We're almost there when I realize that we're about to have another problem. Bethany is still alive, and I, by definition almost, am not. Which wouldn't be a problem if I had a coat, but my most recent coat is lying discarded in the bed of a pickup truck a lot of layers of reality away from here. "Shit," I mutter.
"Shit?" demands Bethany. "What do you mean, shit?"
My fingers are already turning hazy in hers. She'd have noticed already, if she wasn't so busy freaking out. "Just hold on!" I command, and try to pull us through the layers even faster, anything to build up enough momentum that Bethany will be carried with me when holding on ceases to be possible.
I've never tried anything like this before. I guess I shouldn't be surprised when there's a blinding burst of light and everything goes away, replaced by darkness. Darkness, and the distinct feeling that I've just screwed something up. "Shit," I mutter again...and the world is gone.
***
I come to slowly. I'm sprawled in a nest of crushed corn stalks, scenting the air all around me with the rich green perfume of harvest coming. That's the first thing. The second is that I'm deeply—disturbingly—solid. I shouldn't have been able to crush the corn. I sit up, and only an instinctive grab at the fabric sliding down my chest keeps Bethany's coat from tumbling to the ground beside me.
"Are you awake yet?" Bethany demands. I turn, still clutching the coat, to see her standing next to me. "This cold is killing my joints."
"I hadn't noticed." I shrug into the coat as I stand, tugging it tight around me. The feeling of solidity tightens with it. Back among the living once again. "How long was I out?"
"Too long. I don't remember giving you permission to pass out."
"Well, since I don't remember giving you permission to ransom me to Bobby Cross, I guess we're essentially even. Come on. We're burning moonlight." I turn once to get my bearings—it's easier to get lost in a cornfield than it is to get lost almost anywhere else in the world—and start walking briskly across the uneven ground. At least we don't need to hold hands anymore.
Bethany swears and sputters as she stumbles after me. For all that she grew up in Michigan, same as I did, she doesn't seem to have done much walking in cornfields. Or maybe it's just her abruptly advanced age. It must be hard to grow old gracefully when you do it overnight. "Slow down!"
"Speed up!" I shout back. "We're on a pretty tight schedule here."

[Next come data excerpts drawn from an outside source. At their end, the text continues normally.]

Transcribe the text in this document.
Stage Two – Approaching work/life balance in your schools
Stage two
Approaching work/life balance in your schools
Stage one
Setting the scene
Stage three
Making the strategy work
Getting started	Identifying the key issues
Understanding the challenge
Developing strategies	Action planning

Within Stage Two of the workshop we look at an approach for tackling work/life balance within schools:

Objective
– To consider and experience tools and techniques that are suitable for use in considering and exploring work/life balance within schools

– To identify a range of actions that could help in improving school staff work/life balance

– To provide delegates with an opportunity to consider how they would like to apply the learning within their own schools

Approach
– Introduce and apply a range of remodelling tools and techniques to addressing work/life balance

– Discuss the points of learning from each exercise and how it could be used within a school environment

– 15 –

"Why?" She's panting as she staggers to my side. I take pity and slow down slightly. My debt to the Queen probably won't count as paid if Bethany drops dead before I can get her to the crossroad. "I want this taken care of more than you do, but doesn't midnight happen every night? If we miss it tonight, can't we just try again tomorrow?"
"Nope." I can see from her expression that she doesn't understand. This seems to be my night for taking pity. I sigh, and explain, "Once you start looking for the crossroad, you're on one of the crossing roads. It's some sort of symbolic thing, since you still need to find the roads in a physical sense, and I don't really understand it, but them's the rules. We have until midnight."
"Or what?"
"We wait a year."
Bethany's eyes widen in undisguised alarm. "What? I can't wait a year like this!"
"That's true. You may not have a year like this." I'm being nasty—Bethany doesn't look that old—but it's difficult to really care. This isn't how I planned to spend my evening. "So you'd better keep up."
"Bitch," Bethany mutters, picking up her pace a little more in order to draw a step ahead of me.
"Guess it runs in the family," I say, and keep on walking.
***
The cornfield extends for what feels like miles. We eventually come out on a wide dirt semi-road beaten into the corn, worn by years of farmers' footsteps as they checked their harvests. I know the road as soon as I step onto it, feel the electric tingle in the soles of my feet; I've never been here before, and I've been here dozens and dozens of times, because this is the first spoke on the crossroad wheel. If it isn't the first road, it's the road that will lead us to the first road. The first road will lead to the second road—they have to cross, after all—and then Bethany can make her bargain. Whatever that bargain might be.
Bethany steps onto the road behind me, and stops, letting out a deep sigh of relief. "Oh, thank God. This is the right road."
"This is part of the right road. Don't get too excited."
She shoots me a glare that reminds me that of the two of us, I'm the one who looks like a teenager, but she's the one who actually is a teenager. "Why are you like that?"